Wales’ Health Secretary Vaughan Gething and Scotland’s Cabinet Secretary for Health and Sport Jeane Freeman have issued a joint letter to the UK Government Minister of State for Immigration, Caroline Nokes to raise serious concerns relating to family members of staff working in the health and social care sector are not being included in the upcoming pilot of the Home Office EU Settlement Scheme.
Both Health Secretaries believe including family members in the scheme would potentially help remove some of the uncertainty for EU staff, and encourage them to clarify their immigration status ahead of the UK leaving the EU on 29 March 2019.
They have called for the UK Government to reconsider the scheme, or the Welsh and Scottish Government will not actively promote the scheme to health and social care staff in Wales and Scotland. This decision will not prevent health and social care staff from applying for settled status, the Welsh Government has said.

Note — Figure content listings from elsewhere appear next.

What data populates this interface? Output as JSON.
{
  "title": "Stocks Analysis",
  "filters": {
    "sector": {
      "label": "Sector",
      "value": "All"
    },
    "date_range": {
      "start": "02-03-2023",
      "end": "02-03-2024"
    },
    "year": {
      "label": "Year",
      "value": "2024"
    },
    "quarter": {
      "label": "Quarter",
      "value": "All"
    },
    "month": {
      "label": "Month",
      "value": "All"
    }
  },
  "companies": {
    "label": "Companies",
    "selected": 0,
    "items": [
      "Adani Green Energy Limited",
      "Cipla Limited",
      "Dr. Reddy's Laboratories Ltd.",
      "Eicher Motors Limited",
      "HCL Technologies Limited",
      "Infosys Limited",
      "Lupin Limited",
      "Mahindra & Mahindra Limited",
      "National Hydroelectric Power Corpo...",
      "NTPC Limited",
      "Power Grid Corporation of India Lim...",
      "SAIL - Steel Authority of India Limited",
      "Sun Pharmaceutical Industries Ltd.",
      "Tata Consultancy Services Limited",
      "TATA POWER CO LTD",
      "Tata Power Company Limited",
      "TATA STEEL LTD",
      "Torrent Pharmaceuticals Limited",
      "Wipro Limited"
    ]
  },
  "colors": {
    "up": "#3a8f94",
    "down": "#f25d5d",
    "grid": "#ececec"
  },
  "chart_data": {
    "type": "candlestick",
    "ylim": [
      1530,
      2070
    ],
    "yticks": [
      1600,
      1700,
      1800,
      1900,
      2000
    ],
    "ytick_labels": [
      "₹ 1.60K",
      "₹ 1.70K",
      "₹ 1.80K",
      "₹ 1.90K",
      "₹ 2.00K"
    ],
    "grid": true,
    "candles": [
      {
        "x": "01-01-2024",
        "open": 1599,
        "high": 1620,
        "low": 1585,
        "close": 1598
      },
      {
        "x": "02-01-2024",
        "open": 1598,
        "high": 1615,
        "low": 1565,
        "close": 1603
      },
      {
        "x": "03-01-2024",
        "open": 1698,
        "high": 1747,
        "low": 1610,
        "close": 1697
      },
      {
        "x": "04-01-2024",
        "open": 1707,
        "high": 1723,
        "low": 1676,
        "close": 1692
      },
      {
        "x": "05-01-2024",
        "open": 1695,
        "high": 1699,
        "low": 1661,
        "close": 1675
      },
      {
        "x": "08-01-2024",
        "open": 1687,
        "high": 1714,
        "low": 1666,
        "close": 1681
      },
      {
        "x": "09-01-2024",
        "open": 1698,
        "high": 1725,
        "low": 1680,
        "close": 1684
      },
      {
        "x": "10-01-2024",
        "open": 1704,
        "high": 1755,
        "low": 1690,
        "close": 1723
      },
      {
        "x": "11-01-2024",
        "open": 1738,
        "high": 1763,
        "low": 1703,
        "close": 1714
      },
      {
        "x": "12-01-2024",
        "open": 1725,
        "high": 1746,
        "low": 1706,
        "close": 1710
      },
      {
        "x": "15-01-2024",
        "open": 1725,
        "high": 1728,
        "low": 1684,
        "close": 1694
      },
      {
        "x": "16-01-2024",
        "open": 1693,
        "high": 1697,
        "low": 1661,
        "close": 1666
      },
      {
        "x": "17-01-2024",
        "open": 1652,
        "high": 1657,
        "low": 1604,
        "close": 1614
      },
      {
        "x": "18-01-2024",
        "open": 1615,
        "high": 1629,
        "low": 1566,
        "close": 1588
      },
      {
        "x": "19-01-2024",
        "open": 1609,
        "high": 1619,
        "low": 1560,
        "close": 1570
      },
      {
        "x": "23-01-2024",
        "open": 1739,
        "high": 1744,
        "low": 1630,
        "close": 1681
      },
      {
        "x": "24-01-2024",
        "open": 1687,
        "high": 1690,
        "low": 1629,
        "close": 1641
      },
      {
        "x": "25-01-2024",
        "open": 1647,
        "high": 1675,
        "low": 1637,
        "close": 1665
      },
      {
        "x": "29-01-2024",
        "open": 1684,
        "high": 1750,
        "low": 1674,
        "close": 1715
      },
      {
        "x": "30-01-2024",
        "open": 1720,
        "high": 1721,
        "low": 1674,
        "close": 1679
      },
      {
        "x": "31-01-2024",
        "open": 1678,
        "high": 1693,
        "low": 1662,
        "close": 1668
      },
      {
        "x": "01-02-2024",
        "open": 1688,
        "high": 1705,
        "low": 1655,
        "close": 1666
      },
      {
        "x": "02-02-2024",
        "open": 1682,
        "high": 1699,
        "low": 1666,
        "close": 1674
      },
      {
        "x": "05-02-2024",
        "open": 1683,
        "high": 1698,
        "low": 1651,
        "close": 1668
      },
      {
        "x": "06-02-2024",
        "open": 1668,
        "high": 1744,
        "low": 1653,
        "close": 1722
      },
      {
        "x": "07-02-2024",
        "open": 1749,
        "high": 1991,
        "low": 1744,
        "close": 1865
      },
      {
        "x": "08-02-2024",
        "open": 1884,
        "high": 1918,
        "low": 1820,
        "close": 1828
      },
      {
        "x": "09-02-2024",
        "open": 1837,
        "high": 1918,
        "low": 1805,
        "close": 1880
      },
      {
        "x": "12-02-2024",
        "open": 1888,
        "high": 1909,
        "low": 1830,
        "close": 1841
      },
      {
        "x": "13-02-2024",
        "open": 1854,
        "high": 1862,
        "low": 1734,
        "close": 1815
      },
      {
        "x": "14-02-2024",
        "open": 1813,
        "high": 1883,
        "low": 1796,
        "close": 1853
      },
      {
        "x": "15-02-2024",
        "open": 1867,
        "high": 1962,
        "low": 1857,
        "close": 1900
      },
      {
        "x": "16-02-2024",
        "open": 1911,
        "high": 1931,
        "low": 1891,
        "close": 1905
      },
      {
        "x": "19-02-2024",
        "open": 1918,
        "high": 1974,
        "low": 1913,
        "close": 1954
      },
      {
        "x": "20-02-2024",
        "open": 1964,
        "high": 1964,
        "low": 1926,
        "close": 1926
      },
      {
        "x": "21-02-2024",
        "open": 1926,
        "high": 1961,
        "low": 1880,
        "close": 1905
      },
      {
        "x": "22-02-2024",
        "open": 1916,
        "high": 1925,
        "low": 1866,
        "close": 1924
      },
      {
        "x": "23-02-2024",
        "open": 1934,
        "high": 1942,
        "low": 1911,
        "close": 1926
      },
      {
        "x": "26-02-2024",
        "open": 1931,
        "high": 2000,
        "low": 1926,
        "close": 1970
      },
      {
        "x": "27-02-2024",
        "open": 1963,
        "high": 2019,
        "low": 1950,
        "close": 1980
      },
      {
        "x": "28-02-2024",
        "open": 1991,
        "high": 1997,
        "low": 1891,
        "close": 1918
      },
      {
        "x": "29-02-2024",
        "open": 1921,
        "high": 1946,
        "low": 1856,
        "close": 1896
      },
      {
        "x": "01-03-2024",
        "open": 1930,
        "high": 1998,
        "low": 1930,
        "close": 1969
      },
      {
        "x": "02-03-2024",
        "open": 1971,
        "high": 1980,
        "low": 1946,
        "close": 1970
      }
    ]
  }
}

- UNISON EU members, and citizens’ rights groups formed a human chain from Parliament Square to Downing Street on Monday, where they presented a letter of demands to prime minister Theresa May.
Shadow Brexit minister Paul Bloomfield summarised the content of the letter, saying: “We can’t sleepwalk into another Windrush.” Although Theresa May has guaranteed EU citizens their right to remain in the UK, questions remain about the validity of that guarantee and the actual rights they will enjoy in the years to come.
As things stand, the rights at risk include:
- automatic mutual recognition of some professional qualifications
- the right to be joined by existing family members, partners and descendants of any nationality after transition
- entitlement to all social security benefits, equal to UK citizens.